A030-登山家

アメリカ合衆国大統領と山 = 上村信太郎

 日本の首相の名前が付けられた山というのは聞いたことがないが、アメリカ大統領の名前が付いた山がカナダや南極にもあることはあまり知られてないようだ。

 まずは北アメリカ大陸の最高峰から。正式な山名が「デナリ」になったのは平成27年(2015)8月31日から。それまでの旧名がマッキンリー。あまりに有名だが山名の由来まで知る人は意外に少ない。

 明治30年(1897) 1月、探鉱師W・ディッキーがニューヨークの新聞に「アラスカの最高峰(標高6194m)に、大統領候補(当時の)でオハイオ州知事(後に第25代大統領)の名マッキンリーと命名する。」という記事を発表。これがきっかけで山名になったとされる。

 次はジョージ・ワシントン。初代大統領を記念して名付けられた標高1917mのワシントン山がニューハンプシャー州にある。天明4年(1784)にM・カットラーという人物によって命名されたとされる。コロラド州にはリンカーン(第16代大統領)という名の標高4354mの山もある。当時はアメリカ最高峰と考えられていたそうだ。

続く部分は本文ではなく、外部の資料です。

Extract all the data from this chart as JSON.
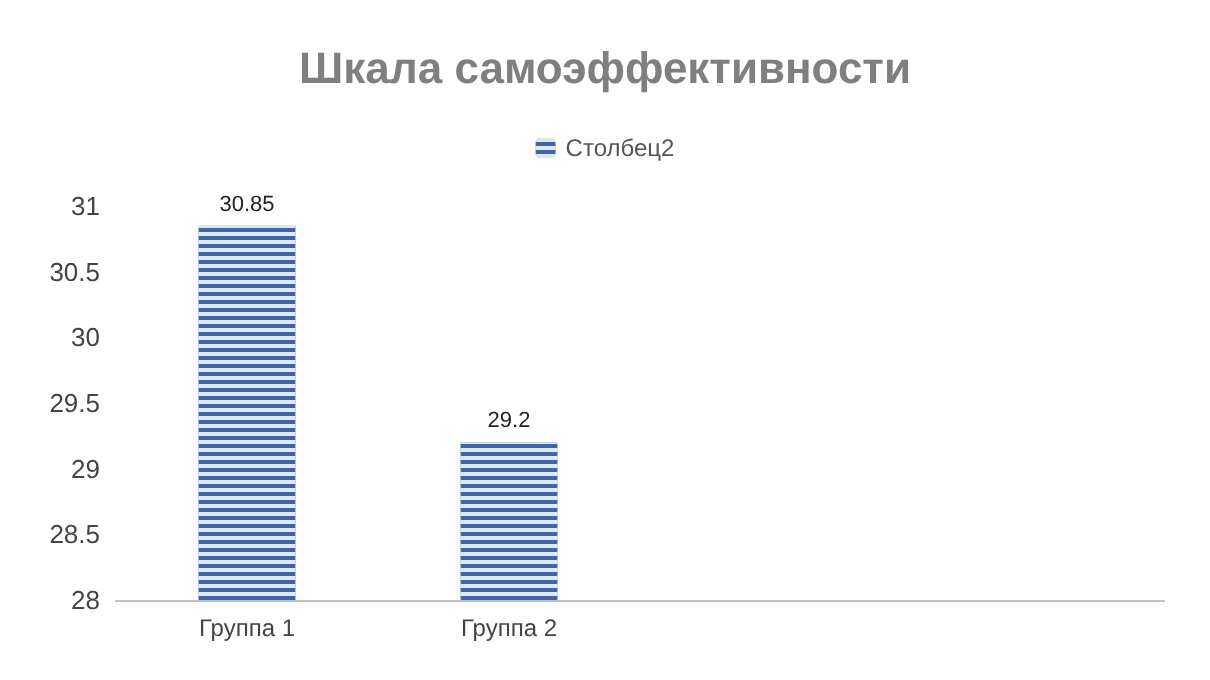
{
  "chart_data": {
    "type": "bar",
    "title": "Шкала самоэффективности",
    "categories": [
      "Группа 1",
      "Группа 2",
      null,
      null
    ],
    "series": [
      {
        "name": "Столбец2",
        "color": "#3f67a8",
        "values": [
          30.85,
          29.2,
          null,
          null
        ]
      }
    ],
    "ylim": [
      28,
      31
    ],
    "yticks": [
      28,
      28.5,
      29,
      29.5,
      30,
      30.5,
      31
    ],
    "grid": false,
    "legend": "top",
    "data_labels": true
  }
}
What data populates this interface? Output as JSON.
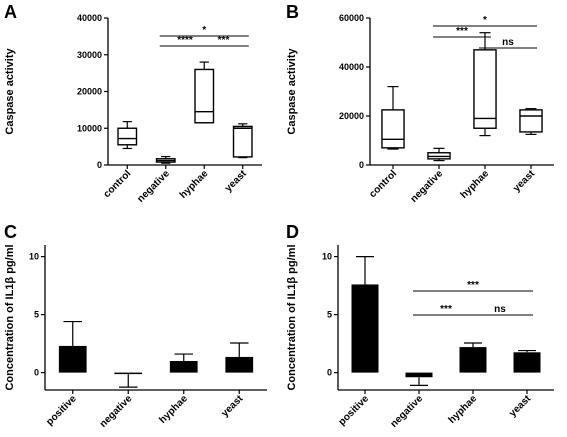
{
  "chart_data": [
    {
      "panel": "A",
      "type": "box",
      "ylabel": "Caspase activity",
      "ylim": [
        0,
        40000
      ],
      "yticks": [
        0,
        10000,
        20000,
        30000,
        40000
      ],
      "ytick_labels": [
        "0",
        "10000",
        "20000",
        "30000",
        "40000"
      ],
      "categories": [
        "control",
        "negative",
        "hyphae",
        "yeast"
      ],
      "boxes": [
        {
          "min": 4500,
          "q1": 5500,
          "median": 7200,
          "q3": 10000,
          "max": 11800
        },
        {
          "min": 500,
          "q1": 800,
          "median": 1200,
          "q3": 1700,
          "max": 2300
        },
        {
          "min": 11500,
          "q1": 11500,
          "median": 14500,
          "q3": 26000,
          "max": 28000
        },
        {
          "min": 2000,
          "q1": 2200,
          "median": 10000,
          "q3": 10500,
          "max": 11200
        }
      ],
      "comparisons": [
        {
          "from": 1,
          "to": 3,
          "label": "*",
          "level": 2
        },
        {
          "from": 1,
          "to": 2,
          "label": "****",
          "level": 1
        },
        {
          "from": 2,
          "to": 3,
          "label": "***",
          "level": 1
        }
      ]
    },
    {
      "panel": "B",
      "type": "box",
      "ylabel": "Caspase activity",
      "ylim": [
        0,
        60000
      ],
      "yticks": [
        0,
        20000,
        40000,
        60000
      ],
      "ytick_labels": [
        "0",
        "20000",
        "40000",
        "60000"
      ],
      "categories": [
        "control",
        "negative",
        "hyphae",
        "yeast"
      ],
      "boxes": [
        {
          "min": 6500,
          "q1": 7000,
          "median": 10500,
          "q3": 22500,
          "max": 32000
        },
        {
          "min": 1800,
          "q1": 2500,
          "median": 3500,
          "q3": 5000,
          "max": 6800
        },
        {
          "min": 12000,
          "q1": 15000,
          "median": 19000,
          "q3": 47000,
          "max": 54000
        },
        {
          "min": 12500,
          "q1": 13500,
          "median": 20000,
          "q3": 22500,
          "max": 23000
        }
      ],
      "comparisons": [
        {
          "from": 1,
          "to": 3,
          "label": "*",
          "level": 3
        },
        {
          "from": 1,
          "to": 2,
          "label": "***",
          "level": 2
        },
        {
          "from": 2,
          "to": 3,
          "label": "ns",
          "level": 1
        }
      ]
    },
    {
      "panel": "C",
      "type": "bar",
      "ylabel": "Concentration of IL1β pg/ml",
      "ylim": [
        -1.5,
        11
      ],
      "yticks": [
        0,
        5,
        10
      ],
      "ytick_labels": [
        "0",
        "5",
        "10"
      ],
      "categories": [
        "positive",
        "negative",
        "hyphae",
        "yeast"
      ],
      "values": [
        2.3,
        -0.05,
        1.0,
        1.35
      ],
      "errors": [
        2.1,
        1.2,
        0.6,
        1.2
      ],
      "comparisons": []
    },
    {
      "panel": "D",
      "type": "bar",
      "ylabel": "Concentration of IL1β pg/ml",
      "ylim": [
        -1.5,
        11
      ],
      "yticks": [
        0,
        5,
        10
      ],
      "ytick_labels": [
        "0",
        "5",
        "10"
      ],
      "categories": [
        "positive",
        "negative",
        "hyphae",
        "yeast"
      ],
      "values": [
        7.6,
        -0.4,
        2.2,
        1.75
      ],
      "errors": [
        2.4,
        0.7,
        0.35,
        0.15
      ],
      "comparisons": [
        {
          "from": 1,
          "to": 3,
          "label": "***",
          "level": 2
        },
        {
          "from": 1,
          "to": 2,
          "label": "***",
          "level": 1
        },
        {
          "from": 2,
          "to": 3,
          "label": "ns",
          "level": 1
        }
      ]
    }
  ]
}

 アメリカ以外の国では、カナダのセント・イライアス山脈に標高4237mのケネディ(第35代大統領)峰が知られている。J・F・ケネディ暗殺後、カナダ政府が故人の功績を称えて命名したもので、昭和40年(1965)3月に、アメリカの登山家たちの支援を受けた大統領の実弟ロバート・ケネディ上院議員一行が初登頂を果たしている。

  また、カナダ、ブリティッシュ・コロンビア州にはF・ルーズヴェルト(第32代大統領)に因むと思われる名の2896mの山がある。この山と隣接する二つの峰の名を知ればだれもがびっくり。なんと、チャーチル山とスターリン山なのだ。どうやらヤルタ会談を記念して命名されたようである。アメリカ大陸から遠く離れた南極大陸には第7代アメリカ大統領名が付いた山がある。標高4190mのアンドリュウ・ジャクソン山である。

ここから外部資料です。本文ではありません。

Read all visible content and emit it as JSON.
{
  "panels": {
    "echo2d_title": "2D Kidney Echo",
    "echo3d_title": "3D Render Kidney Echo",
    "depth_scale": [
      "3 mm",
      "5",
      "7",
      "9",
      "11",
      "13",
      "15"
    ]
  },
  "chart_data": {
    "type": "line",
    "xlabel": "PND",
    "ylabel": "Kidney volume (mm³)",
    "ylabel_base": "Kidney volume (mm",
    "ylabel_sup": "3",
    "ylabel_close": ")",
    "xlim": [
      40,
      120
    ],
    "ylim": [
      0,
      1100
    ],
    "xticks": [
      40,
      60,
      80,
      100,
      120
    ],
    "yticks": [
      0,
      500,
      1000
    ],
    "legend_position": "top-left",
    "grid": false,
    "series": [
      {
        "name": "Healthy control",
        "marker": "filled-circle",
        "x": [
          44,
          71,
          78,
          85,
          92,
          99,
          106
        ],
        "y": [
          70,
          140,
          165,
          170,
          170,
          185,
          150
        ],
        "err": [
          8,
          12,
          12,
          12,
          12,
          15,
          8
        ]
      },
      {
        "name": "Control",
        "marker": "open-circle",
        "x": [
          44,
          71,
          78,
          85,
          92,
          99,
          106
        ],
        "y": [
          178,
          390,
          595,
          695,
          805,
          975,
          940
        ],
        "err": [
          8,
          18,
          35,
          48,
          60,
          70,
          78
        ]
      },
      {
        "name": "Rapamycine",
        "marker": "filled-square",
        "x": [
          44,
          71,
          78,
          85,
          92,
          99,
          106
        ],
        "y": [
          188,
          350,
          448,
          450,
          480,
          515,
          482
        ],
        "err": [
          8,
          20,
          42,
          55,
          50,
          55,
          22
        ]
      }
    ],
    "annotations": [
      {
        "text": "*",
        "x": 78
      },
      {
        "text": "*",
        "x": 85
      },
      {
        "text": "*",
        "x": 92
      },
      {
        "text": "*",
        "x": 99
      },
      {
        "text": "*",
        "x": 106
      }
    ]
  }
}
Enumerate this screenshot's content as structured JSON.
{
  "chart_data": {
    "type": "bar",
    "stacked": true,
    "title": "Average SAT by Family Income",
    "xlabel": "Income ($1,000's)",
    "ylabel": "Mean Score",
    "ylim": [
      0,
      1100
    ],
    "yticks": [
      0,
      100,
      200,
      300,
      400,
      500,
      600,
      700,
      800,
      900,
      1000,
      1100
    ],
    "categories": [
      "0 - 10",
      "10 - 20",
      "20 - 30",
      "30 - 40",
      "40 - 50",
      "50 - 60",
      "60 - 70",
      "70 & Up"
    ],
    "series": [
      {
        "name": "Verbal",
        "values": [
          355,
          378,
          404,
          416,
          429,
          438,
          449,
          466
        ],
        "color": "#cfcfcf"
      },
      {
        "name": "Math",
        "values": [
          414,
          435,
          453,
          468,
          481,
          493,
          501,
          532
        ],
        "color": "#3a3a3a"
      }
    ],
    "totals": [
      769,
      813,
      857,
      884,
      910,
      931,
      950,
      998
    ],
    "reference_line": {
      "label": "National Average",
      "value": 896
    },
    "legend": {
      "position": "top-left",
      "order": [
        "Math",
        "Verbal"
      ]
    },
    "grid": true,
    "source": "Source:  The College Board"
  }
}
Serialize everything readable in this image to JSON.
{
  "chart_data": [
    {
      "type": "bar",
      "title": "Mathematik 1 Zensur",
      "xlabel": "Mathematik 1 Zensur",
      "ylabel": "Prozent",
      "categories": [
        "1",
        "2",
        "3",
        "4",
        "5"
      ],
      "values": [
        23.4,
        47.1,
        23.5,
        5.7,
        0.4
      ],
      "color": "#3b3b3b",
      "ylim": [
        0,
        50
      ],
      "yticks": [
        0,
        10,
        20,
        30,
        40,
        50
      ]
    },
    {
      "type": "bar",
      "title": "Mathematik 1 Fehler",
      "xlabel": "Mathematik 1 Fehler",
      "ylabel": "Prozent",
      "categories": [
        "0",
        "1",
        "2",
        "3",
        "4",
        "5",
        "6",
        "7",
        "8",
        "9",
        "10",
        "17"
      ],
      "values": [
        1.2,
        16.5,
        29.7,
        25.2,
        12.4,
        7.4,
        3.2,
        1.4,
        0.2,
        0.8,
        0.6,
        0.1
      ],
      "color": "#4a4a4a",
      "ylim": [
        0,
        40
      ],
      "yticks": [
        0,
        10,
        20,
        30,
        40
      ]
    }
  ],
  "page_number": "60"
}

 以上は歴代アメリカ大統領の名が山名になったケースだが、山名だけにとどまらない。
 たとえばアラスカを除いてアメリカで一番有名な山といえば、アメリカ本土最高峰でカリフォルニア州セコイア国立公園にある4418mのホイットニー山と思いがちだが、実際にはサウスダゴダ州のラシュモア山のほうが知られている。わずか標高1707mの花崗岩のこの山には歴代大統領4人の巨大な顔が彫られているからだ。ワシントン、リンカーン、T・ジェファーソン(第3代大統領)、T・ルーズヴェルト(第26代大統領)の顔である。

 このほかに、アフリカ最高峰、標高5895mのキリマンジャロ峰に登頂したジミー・カーター(第39代大統領)は平成6年(1994)に来日してロザリン夫人と富士山に登り、「富士山は神聖で美しい山」と語っている。

 こうしてみると、アメリカ大統領と山とのかかわりの多さに改めて驚く。調べればまだありそうだし、もしかすると将来「トランプ峰」が誕生する日がくるかもしれない。